山形県の「山の戸籍」づくりの事例をアップいたしました。
フィールドコーディネーター
・山形県森林協会
・社団法人山形県林業コンサルタンツ
・最上広域森林組合
●どうやって「山の戸籍」づくりを進めたの?-こんな方法で呼びかけました
・どんな人を対象に?
新庄市を含む隣接町村(真室川町、大蔵村、鮭川村及び戸沢村)に居住する不在村森林所有者を対象としました。
・どうやって所有者を探しだしたの?
国有林の多い地域であるため、森林組合の地域担当職員の協力を得て、民有林と国有林の境界を現地で認識することから始めました。

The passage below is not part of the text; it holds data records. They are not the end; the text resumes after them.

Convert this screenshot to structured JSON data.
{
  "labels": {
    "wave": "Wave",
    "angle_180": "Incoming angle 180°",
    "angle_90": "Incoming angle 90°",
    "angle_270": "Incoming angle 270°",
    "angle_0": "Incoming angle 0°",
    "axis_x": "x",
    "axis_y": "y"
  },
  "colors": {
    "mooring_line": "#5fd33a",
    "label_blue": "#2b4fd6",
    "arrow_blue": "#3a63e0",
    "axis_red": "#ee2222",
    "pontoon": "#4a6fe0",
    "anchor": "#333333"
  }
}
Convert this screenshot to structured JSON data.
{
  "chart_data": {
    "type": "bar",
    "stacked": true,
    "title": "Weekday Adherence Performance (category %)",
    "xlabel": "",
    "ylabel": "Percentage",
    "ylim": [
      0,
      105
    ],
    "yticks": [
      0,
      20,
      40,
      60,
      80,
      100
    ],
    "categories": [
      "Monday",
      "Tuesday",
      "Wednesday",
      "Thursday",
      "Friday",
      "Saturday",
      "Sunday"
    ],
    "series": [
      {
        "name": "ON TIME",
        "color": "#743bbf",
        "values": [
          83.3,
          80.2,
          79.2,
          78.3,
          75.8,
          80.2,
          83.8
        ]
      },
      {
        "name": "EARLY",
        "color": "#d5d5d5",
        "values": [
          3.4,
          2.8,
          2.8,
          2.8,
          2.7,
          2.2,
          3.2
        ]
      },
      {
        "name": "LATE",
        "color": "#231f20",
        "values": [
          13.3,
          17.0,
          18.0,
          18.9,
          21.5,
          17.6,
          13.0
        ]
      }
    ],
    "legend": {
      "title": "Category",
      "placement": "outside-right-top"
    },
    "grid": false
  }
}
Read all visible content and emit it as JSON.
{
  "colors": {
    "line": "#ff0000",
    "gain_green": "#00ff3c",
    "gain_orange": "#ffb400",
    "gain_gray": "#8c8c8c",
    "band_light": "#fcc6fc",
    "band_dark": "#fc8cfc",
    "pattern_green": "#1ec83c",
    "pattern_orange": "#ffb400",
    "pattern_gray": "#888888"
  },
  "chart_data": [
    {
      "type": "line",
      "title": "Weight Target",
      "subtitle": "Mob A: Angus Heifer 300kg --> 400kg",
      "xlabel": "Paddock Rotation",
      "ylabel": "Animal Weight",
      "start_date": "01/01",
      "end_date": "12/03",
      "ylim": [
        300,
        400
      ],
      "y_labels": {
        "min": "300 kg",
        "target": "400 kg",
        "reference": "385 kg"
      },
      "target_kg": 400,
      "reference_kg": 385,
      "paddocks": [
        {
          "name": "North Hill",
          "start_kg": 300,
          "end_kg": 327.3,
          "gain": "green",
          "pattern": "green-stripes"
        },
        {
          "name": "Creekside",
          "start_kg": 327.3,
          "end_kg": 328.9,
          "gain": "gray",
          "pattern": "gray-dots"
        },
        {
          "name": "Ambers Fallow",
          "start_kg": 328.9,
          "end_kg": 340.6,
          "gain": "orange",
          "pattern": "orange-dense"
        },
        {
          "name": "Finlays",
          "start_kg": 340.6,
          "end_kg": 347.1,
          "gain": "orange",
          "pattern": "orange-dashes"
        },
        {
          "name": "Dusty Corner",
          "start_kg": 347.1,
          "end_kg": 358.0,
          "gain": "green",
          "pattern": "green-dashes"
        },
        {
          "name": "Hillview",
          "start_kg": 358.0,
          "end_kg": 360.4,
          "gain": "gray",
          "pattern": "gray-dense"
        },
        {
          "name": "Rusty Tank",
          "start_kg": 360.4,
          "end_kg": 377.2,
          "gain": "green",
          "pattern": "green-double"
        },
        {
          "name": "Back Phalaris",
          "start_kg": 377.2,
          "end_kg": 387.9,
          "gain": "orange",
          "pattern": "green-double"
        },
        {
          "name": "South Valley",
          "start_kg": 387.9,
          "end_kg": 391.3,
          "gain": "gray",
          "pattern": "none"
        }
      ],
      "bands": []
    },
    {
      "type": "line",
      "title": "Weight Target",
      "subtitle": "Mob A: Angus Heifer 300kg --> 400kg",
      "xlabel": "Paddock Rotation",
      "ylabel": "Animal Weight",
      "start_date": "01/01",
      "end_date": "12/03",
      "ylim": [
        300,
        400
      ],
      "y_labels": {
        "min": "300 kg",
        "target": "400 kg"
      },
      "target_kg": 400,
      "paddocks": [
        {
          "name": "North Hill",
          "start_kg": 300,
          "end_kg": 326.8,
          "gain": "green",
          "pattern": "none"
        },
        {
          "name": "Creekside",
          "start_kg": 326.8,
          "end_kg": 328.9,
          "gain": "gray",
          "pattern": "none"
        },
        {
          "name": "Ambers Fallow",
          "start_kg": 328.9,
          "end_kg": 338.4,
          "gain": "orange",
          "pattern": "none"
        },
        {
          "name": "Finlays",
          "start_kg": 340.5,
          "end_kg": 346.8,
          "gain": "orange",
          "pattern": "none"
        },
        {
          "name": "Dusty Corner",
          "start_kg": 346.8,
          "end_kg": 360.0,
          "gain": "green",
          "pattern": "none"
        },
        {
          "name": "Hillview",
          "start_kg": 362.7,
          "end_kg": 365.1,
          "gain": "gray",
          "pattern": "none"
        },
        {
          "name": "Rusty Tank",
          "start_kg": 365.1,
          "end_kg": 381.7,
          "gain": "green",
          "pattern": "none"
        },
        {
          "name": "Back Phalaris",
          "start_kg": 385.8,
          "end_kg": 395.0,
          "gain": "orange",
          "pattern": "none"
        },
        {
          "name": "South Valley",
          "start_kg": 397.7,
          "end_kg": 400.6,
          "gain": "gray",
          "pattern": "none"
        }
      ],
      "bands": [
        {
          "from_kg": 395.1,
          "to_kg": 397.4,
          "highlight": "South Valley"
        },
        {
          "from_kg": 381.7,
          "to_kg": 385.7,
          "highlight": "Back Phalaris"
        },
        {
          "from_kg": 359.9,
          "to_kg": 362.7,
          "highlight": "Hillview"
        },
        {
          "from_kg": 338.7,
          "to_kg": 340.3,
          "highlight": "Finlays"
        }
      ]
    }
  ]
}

この段階で手入れが行き届いていない森林のおおよその見当をつけ、森林計画図にマークしていきました。
また、その地域の森林組合役員を訪問して、地域の森林の現状、森林整備の状況及び不在村森林所有者の現況などについて聞き取りを実施しました。
次に森林計画図のマークをもとに森林簿と照らし合わせ、聞き取り調査の結果を参考にしながら不在村森林所有者の所有林を選び出し、市町村税務担当課に赴き国土調査図の閲覧及び写しを入手して、所有者の住所氏名及び森林の所在地の確認をしました。
・こんな方法で呼びかけました
所有者の居住地が市町村界を越えて点在しているので、働きかけ、合意形成活動は、森林組合が受け持って「山の戸籍」づくり運動の詳細を説明する個別訪問によって行なうことになりました。
●「山の戸籍」づくりで工夫したことは?
「山の見回りは?」、「最後に植林したのは?」、「最後に手入れしたのは?」、「最後の施業は?」、「境界を把握していますか?」「林業の後継者は?」、「山林を手放す意向は?」等、詳細なアンケートを実施し、不在村森林所有者の全体像を把握しました。
● 所有者さんの反応は?
今回、「山の戸籍」づくり運動を実施した森林の所有者にアンケートをして分かったことは、所有森林の見回りはほとんどしないという人が11人中10名と多く、境界については「だいたい分かる」とした人が7名でした。
境界がわかるか
所有者の年齢

また、林業の後継者はいるとした人が11人中8人と多かったのですが、後継者本人の意向は不明で、また1名を除いて他の10名は、山林を手放す意向が無いと答えていますが、林業経営継続の意向を積極的に示したのは50ha以上所有する2人にとどまっていました。
3年以内に植林と手入れを実施した所有者は、比較的規模の大きい森林所有者である一方で、植林及び手入れについては、10年以上前に実施したとの回答が多く、森林整備が滞っている様子がうかがえました。森林施業は、おおむね除伐の段階で止まっているようです。
また、所有者の年齢は高齢化しており、所有森林の境界が判らなくなる事例が増えてくるものと予想されます。
ボランティア活動の受け入れについて「どちらとも言えない」と答えた所有者は、ボランティア活動が継続性に欠けるのではないかと懸念をしているようでした。
ボランティア活動について

また、森林所有者からは、以下のような質問が寄せられました。
・自分の山がどうなっているのか知りたい 3人
・手入れの方法と助成制度について 3人
・木材価格が安いが今間伐して収入は得られるのか 4人
・ボランティアで森林の整備はできるのか 3人
・森林組合にお願いしたら費用はどのくらいかかるのか 1人
●実際に「山の戸籍」データを受け取った所有者さんの反応は?
実際の調査結果や、今後の森林施業の方法などを詳細に説明するため、個別訪問によりデータを還元することにしました。
位置図、実測図、現況写真及び施業方法が一まとめになった成果品を目の当りにして、改めて調査の必要性に対する理解を深めたようでした。なかには提供されたデータを基にして、森林組合と共に現地調査をしたい意向を示した所有者も3名いました。